Suppose on a desert island there exist two people, Adam and Bob. Shipwrecked long ago, Adam and Bob have since developed for themselves a thriving two-person economy. Generally, each man tends to himself and his own activities, such as fishing and foraging for food, collecting rain water, and amusing himself using carved-out sticks of wood as musical instruments.
Occasionally, however, the two meet and voluntarily agree to make an exchange such that each believes he benefits from the exchange. For example, wood-carving-expert Adam may trade his newly created, wonderfully tuned, high-range recorder for some of fishing-expert Bob's delicious morning catch. It's not really up to us, as observers, to decide whether the exchange is a good one; if both Adam and Bob value themselves as benefiting from the exchange, then the exchange is, in their terms, a good exchange. Furthermore, if we assume that Adam and Bob are shrewd, rational persons who accurately perceive, according to their self-interest, proposed exchanges as being good or bad, then all exchanges are indeed good exchanges. Otherwise, a proposed exchange that is perceived as being a bad one by either Adam or Bob would result in the exchange being rejected.
Thus, it is claimed:
[A] A voluntary exchange benefits all participants in that exchange.
The rationale for A is like with our two-person economy of Adam and Bob. Because exchange participants do well with determining whether the exchange is good for them, a voluntary participant in an exchange must benefit from that exchange or else he would not have agreed to it.
Often, in economic philosophy centering around free-market principles, a second claim is made, based on A:
[B] Increasing the number of voluntary exchanges taking place in an economy increases the utility for all people in that economy.
The idea with B is that being how exchanges benefit all of their participants, exchanges are therefore wholly good things and should thus be maximized in order to maximize the benefit for all people. Claim B differs subtly from A: A makes a claim about what happens to the participants in an exchange; B makes a claim about what happens to both participants and non-participants alike.
People who make claim B often do so as though, given the validity of A, B must be true and needn't any further defense. Usually, their arguments go, we should strive for a free-market-based economy. QED.
However, it is not true that B necessarily follows from A. Imagine the following scenario.
Suppose on our desert island, instead of there being only Adam and Bob, there is also Casey and a thriving three-person economy. Adam and Bob decide to engage in an exchange with each other. Adam trades his high-range recorder not for seafood but for a special, wood-carved part that Bob has made that will allow Adam to complete construction of Adam's shrimp-cleaning machine. The machine will allow Adam to clean shrimp in less time than it takes for him to do so manually. Both Adam and Bob correctly perceive themselves as benefactors from the exchange.
However, Casey has a highly sensitive, fatal shellfish allergy, and Adam's shrimp-cleaning machine spews pieces of shrimp meat in all directions when in use.
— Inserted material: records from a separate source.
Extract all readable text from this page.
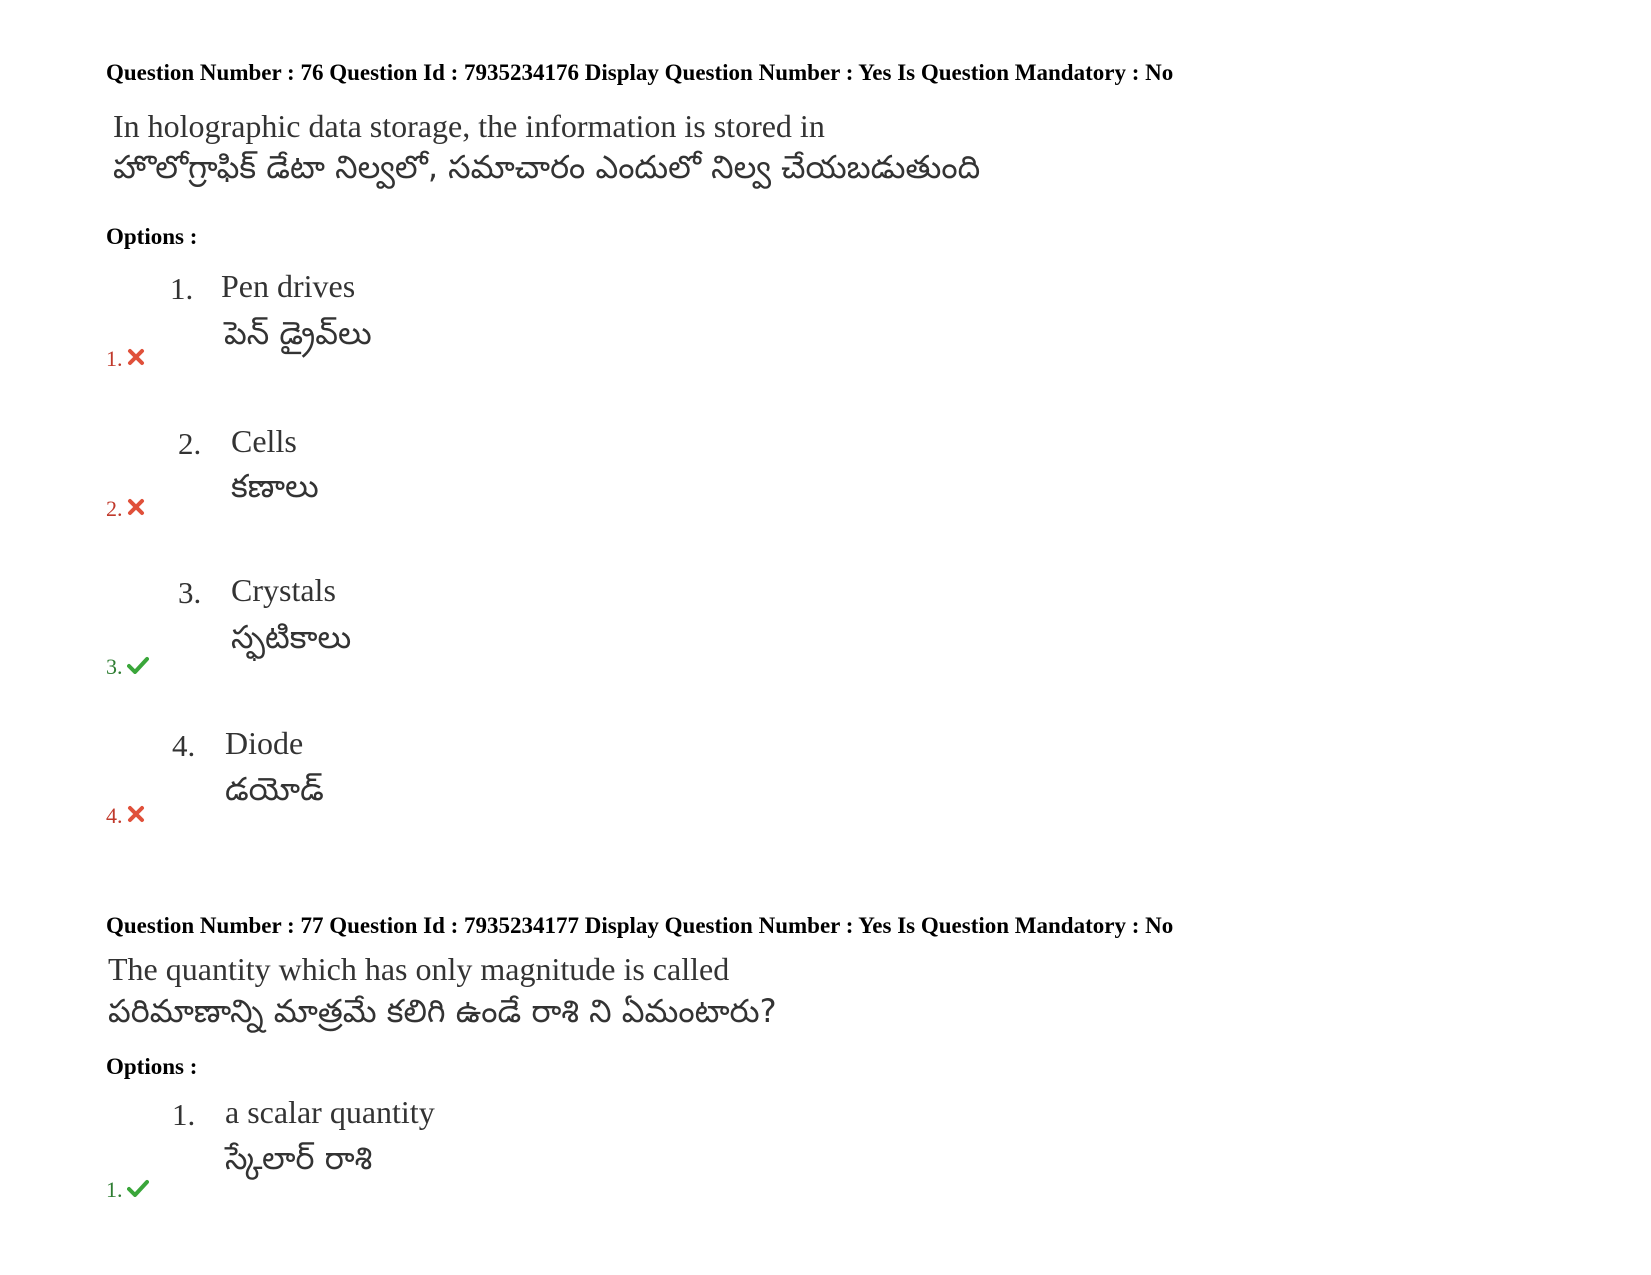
Question Number : 76 Question Id : 7935234176 Display Question Number : Yes Is Question Mandatory : No
In holographic data storage, the information is stored in
హొలోగ్రాఫిక్ డేటా నిల్వలో, సమాచారం ఎందులో నిల్వ చేయబడుతుంది
Options :
1. Pen drives
పెన్ డ్రైవ్‌లు
1.
2. Cells
కణాలు
2.
3. Crystals
స్ఫటికాలు
3.
4. Diode
డయోడ్
4.
Question Number : 77 Question Id : 7935234177 Display Question Number : Yes Is Question Mandatory : No
The quantity which has only magnitude is called
పరిమాణాన్ని మాత్రమే కలిగి ఉండే రాశి ని ఏమంటారు?
Options :
1. a scalar quantity
స్కేలార్ రాశి
1.
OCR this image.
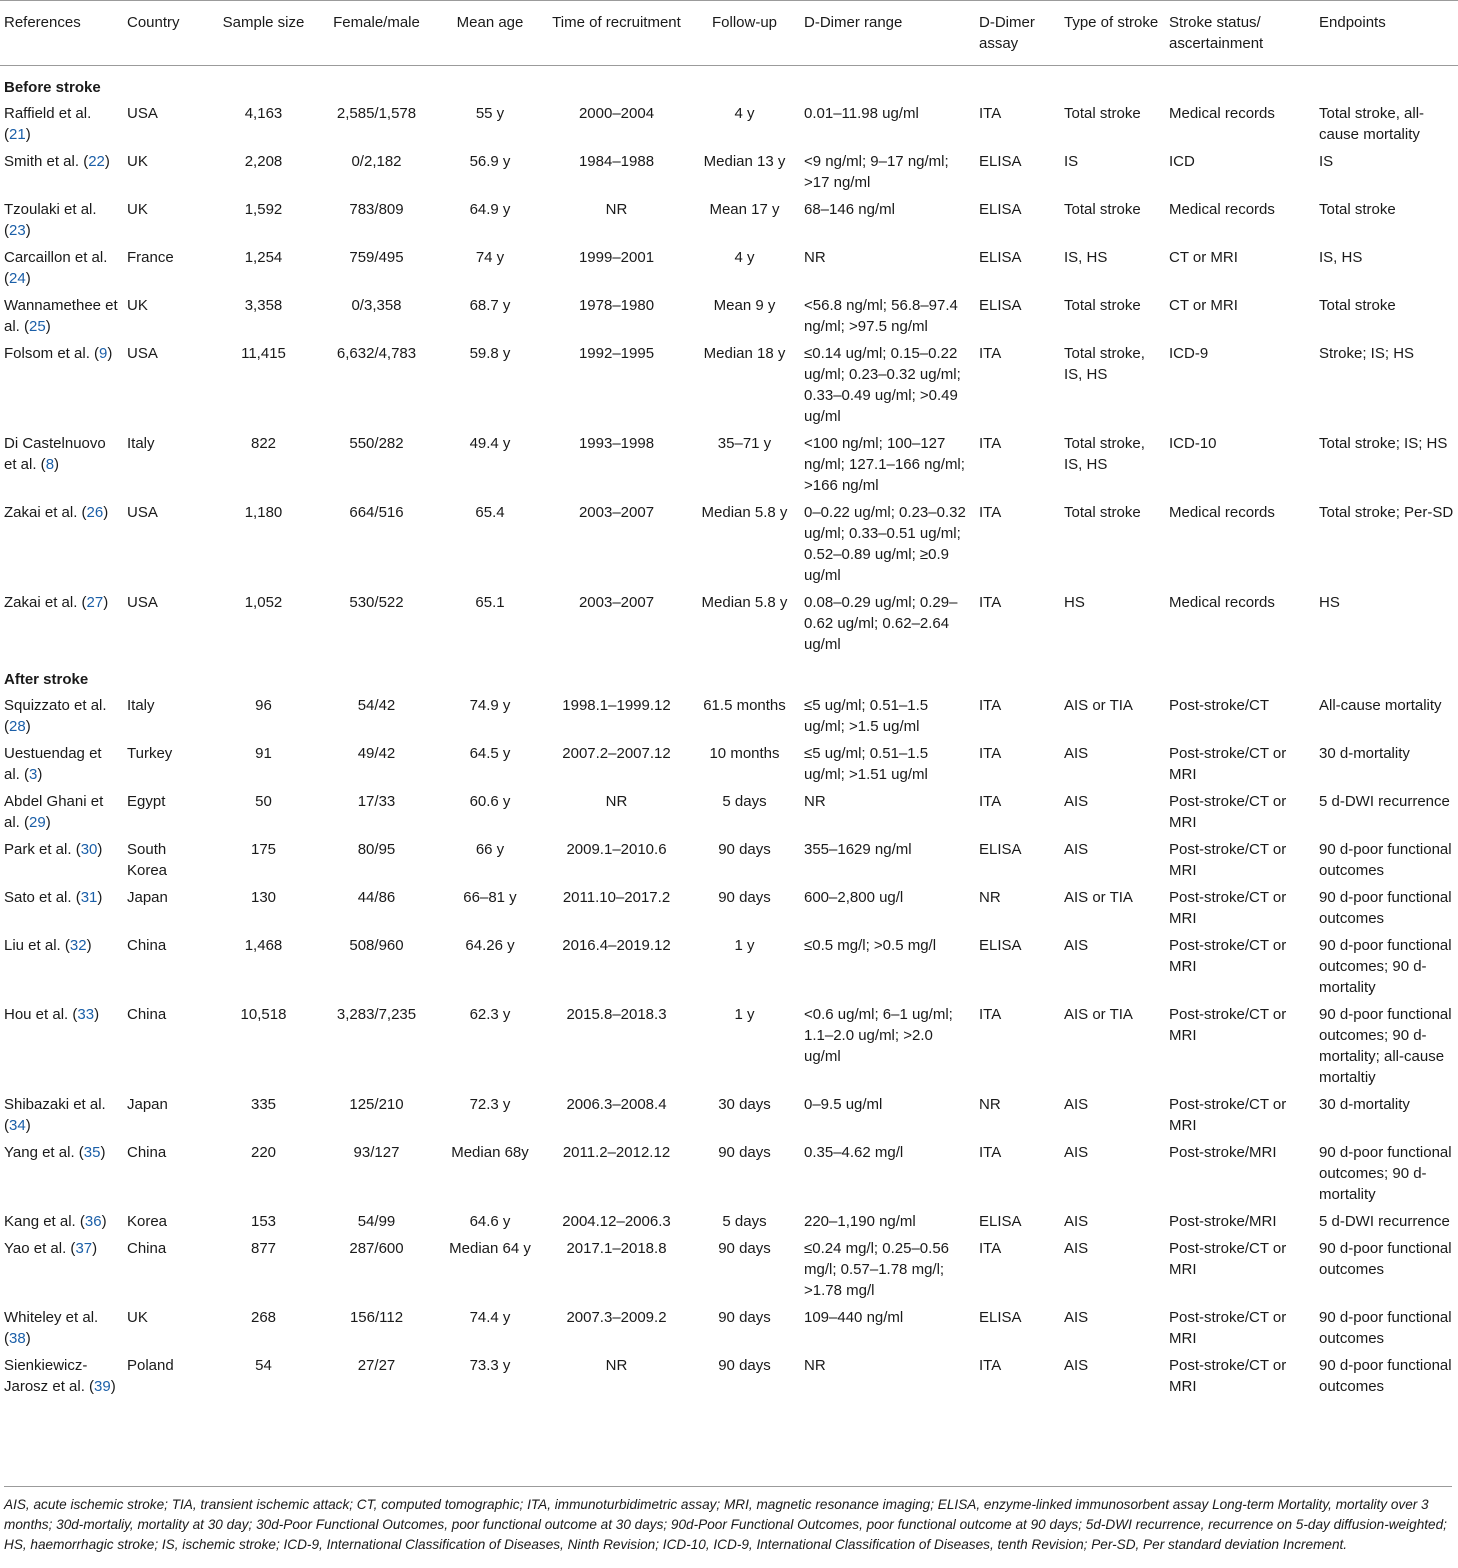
References	Country	Sample size	Female/male	Mean age	Time of recruitment	Follow-up	D-Dimer range	D-Dimer assay	Type of stroke	Stroke status/ ascertainment	Endpoints
Before stroke											
Raffield et al. (21)	USA	4,163	2,585/1,578	55 y	2000–2004	4 y	0.01–11.98 ug/ml	ITA	Total stroke	Medical records	Total stroke, all-cause mortality
Smith et al. (22)	UK	2,208	0/2,182	56.9 y	1984–1988	Median 13 y	<9 ng/ml; 9–17 ng/ml; >17 ng/ml	ELISA	IS	ICD	IS
Tzoulaki et al. (23)	UK	1,592	783/809	64.9 y	NR	Mean 17 y	68–146 ng/ml	ELISA	Total stroke	Medical records	Total stroke
Carcaillon et al. (24)	France	1,254	759/495	74 y	1999–2001	4 y	NR	ELISA	IS, HS	CT or MRI	IS, HS
Wannamethee et al. (25)	UK	3,358	0/3,358	68.7 y	1978–1980	Mean 9 y	<56.8 ng/ml; 56.8–97.4 ng/ml; >97.5 ng/ml	ELISA	Total stroke	CT or MRI	Total stroke
Folsom et al. (9)	USA	11,415	6,632/4,783	59.8 y	1992–1995	Median 18 y	≤0.14 ug/ml; 0.15–0.22 ug/ml; 0.23–0.32 ug/ml; 0.33–0.49 ug/ml; >0.49 ug/ml	ITA	Total stroke, IS, HS	ICD-9	Stroke; IS; HS
Di Castelnuovo et al. (8)	Italy	822	550/282	49.4 y	1993–1998	35–71 y	<100 ng/ml; 100–127 ng/ml; 127.1–166 ng/ml; >166 ng/ml	ITA	Total stroke, IS, HS	ICD-10	Total stroke; IS; HS
Zakai et al. (26)	USA	1,180	664/516	65.4	2003–2007	Median 5.8 y	0–0.22 ug/ml; 0.23–0.32 ug/ml; 0.33–0.51 ug/ml; 0.52–0.89 ug/ml; ≥0.9 ug/ml	ITA	Total stroke	Medical records	Total stroke; Per-SD
Zakai et al. (27)	USA	1,052	530/522	65.1	2003–2007	Median 5.8 y	0.08–0.29 ug/ml; 0.29–0.62 ug/ml; 0.62–2.64 ug/ml	ITA	HS	Medical records	HS
After stroke											
Squizzato et al. (28)	Italy	96	54/42	74.9 y	1998.1–1999.12	61.5 months	≤5 ug/ml; 0.51–1.5 ug/ml; >1.5 ug/ml	ITA	AIS or TIA	Post-stroke/CT	All-cause mortality
Uestuendag et al. (3)	Turkey	91	49/42	64.5 y	2007.2–2007.12	10 months	≤5 ug/ml; 0.51–1.5 ug/ml; >1.51 ug/ml	ITA	AIS	Post-stroke/CT or MRI	30 d-mortality
Abdel Ghani et al. (29)	Egypt	50	17/33	60.6 y	NR	5 days	NR	ITA	AIS	Post-stroke/CT or MRI	5 d-DWI recurrence
Park et al. (30)	South Korea	175	80/95	66 y	2009.1–2010.6	90 days	355–1629 ng/ml	ELISA	AIS	Post-stroke/CT or MRI	90 d-poor functional outcomes
Sato et al. (31)	Japan	130	44/86	66–81 y	2011.10–2017.2	90 days	600–2,800 ug/l	NR	AIS or TIA	Post-stroke/CT or MRI	90 d-poor functional outcomes
Liu et al. (32)	China	1,468	508/960	64.26 y	2016.4–2019.12	1 y	≤0.5 mg/l; >0.5 mg/l	ELISA	AIS	Post-stroke/CT or MRI	90 d-poor functional outcomes; 90 d-mortality
Hou et al. (33)	China	10,518	3,283/7,235	62.3 y	2015.8–2018.3	1 y	<0.6 ug/ml; 6–1 ug/ml; 1.1–2.0 ug/ml; >2.0 ug/ml	ITA	AIS or TIA	Post-stroke/CT or MRI	90 d-poor functional outcomes; 90 d-mortality; all-cause mortaltiy
Shibazaki et al. (34)	Japan	335	125/210	72.3 y	2006.3–2008.4	30 days	0–9.5 ug/ml	NR	AIS	Post-stroke/CT or MRI	30 d-mortality
Yang et al. (35)	China	220	93/127	Median 68y	2011.2–2012.12	90 days	0.35–4.62 mg/l	ITA	AIS	Post-stroke/MRI	90 d-poor functional outcomes; 90 d-mortality
Kang et al. (36)	Korea	153	54/99	64.6 y	2004.12–2006.3	5 days	220–1,190 ng/ml	ELISA	AIS	Post-stroke/MRI	5 d-DWI recurrence
Yao et al. (37)	China	877	287/600	Median 64 y	2017.1–2018.8	90 days	≤0.24 mg/l; 0.25–0.56 mg/l; 0.57–1.78 mg/l; >1.78 mg/l	ITA	AIS	Post-stroke/CT or MRI	90 d-poor functional outcomes
Whiteley et al. (38)	UK	268	156/112	74.4 y	2007.3–2009.2	90 days	109–440 ng/ml	ELISA	AIS	Post-stroke/CT or MRI	90 d-poor functional outcomes
Sienkiewicz-Jarosz et al. (39)	Poland	54	27/27	73.3 y	NR	90 days	NR	ITA	AIS	Post-stroke/CT or MRI	90 d-poor functional outcomes
AIS, acute ischemic stroke; TIA, transient ischemic attack; CT, computed tomographic; ITA, immunoturbidimetric assay; MRI, magnetic resonance imaging; ELISA, enzyme-linked immunosorbent assay Long-term Mortality, mortality over 3 months; 30d-mortaliy, mortality at 30 day; 30d-Poor Functional Outcomes, poor functional outcome at 30 days; 90d-Poor Functional Outcomes, poor functional outcome at 90 days; 5d-DWI recurrence, recurrence on 5-day diffusion-weighted; HS, haemorrhagic stroke; IS, ischemic stroke; ICD-9, International Classification of Diseases, Ninth Revision; ICD-10, ICD-9, International Classification of Diseases, tenth Revision; Per-SD, Per standard deviation Increment.
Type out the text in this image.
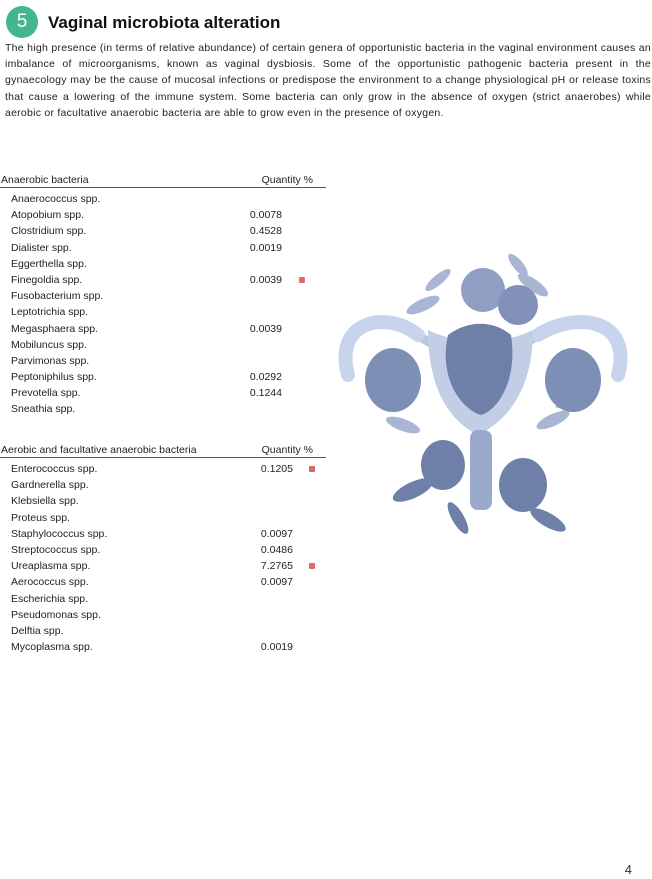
5	Vaginal microbiota alteration

The high presence (in terms of relative abundance) of certain genera of opportunistic bacteria in the vaginal environment causes an imbalance of microorganisms, known as vaginal dysbiosis. Some of the opportunistic pathogenic bacteria present in the gynaecology may be the cause of mucosal infections or predispose the environment to a change physiological pH or release toxins that cause a lowering of the immune system. Some bacteria can only grow in the absence of oxygen (strict anaerobes) while aerobic or facultative anaerobic bacteria are able to grow even in the presence of oxygen.

Anaerobic bacteria	Quantity %
Anaerococcus spp.
Atopobium spp.	0.0078
Clostridium spp.	0.4528
Dialister spp.	0.0019
Eggerthella spp.
Finegoldia spp.	0.0039
Fusobacterium spp.
Leptotrichia spp.
Megasphaera spp.	0.0039
Mobiluncus spp.
Parvimonas spp.
Peptoniphilus spp.	0.0292
Prevotella spp.	0.1244
Sneathia spp.
Aerobic and facultative anaerobic bacteria	Quantity %
Enterococcus spp.	0.1205
Gardnerella spp.
Klebsiella spp.
Proteus spp.
Staphylococcus spp.	0.0097
Streptococcus spp.	0.0486
Ureaplasma spp.	7.2765
Aerococcus spp.	0.0097
Escherichia spp.
Pseudomonas spp.
Delftia spp.
Mycoplasma spp.	0.0019
4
Casey now must avoid Adam's machine when in use, for if any piece of shrimp gets in the coconut pie that Casey is eating, then Casey will go into anaphylactic shock. Furthermore, Casey is a light sleeper and annoyed by recorder music, and Bob's habit of playing his high-range recorder all through the night decreases the quality of Casey's sleep.
In this example, though both participants of the exchange benefit, the non-participant of the exchange is harmed by the exchange. This example, though contrived, is not exceptional. It is easy to imagine real-world examples where a non-participant of an exchange is harmed. Perhaps you are nearby a cigarette smoker who traded money to the store for those cigarettes whose smoke is now blowing into your face. You are now being harmed by the smoker's exchange with the store.
This illustrates the problem with B: B assumes that people not participating in an exchange are unaffected by that exchange. This assumption is not always so, as shown by the example of Adam, Bob, and Casey and by the example of you, the cigarette smoker, and the store. Thus, we should reject B in that sometimes exchanges are not good for everyone and that increasing the number of exchanges in an economy does not necessarily lead to increasing the benefits for everyone in that economy.
What does this say about free markets? I think this says nothing about them. Perhaps free-market economies are best; perhaps they are not. Claim A does not lead to claim B, and by rejecting B and without further premises, we have no inclination either for or against free markets. In short, the two-person economy tells us nothing about how the three-person economy works. Exchange beneficence does not scale linearly.
An important take-away point here is that people who base their argument for a free-market economy solely on claim A are committing a fallacy. This does not necessarily mean that their conclusion is wrong, for fallacious arguments can still be correct, but it means that we will be prudent to be skeptical of their conclusion without further argumentation.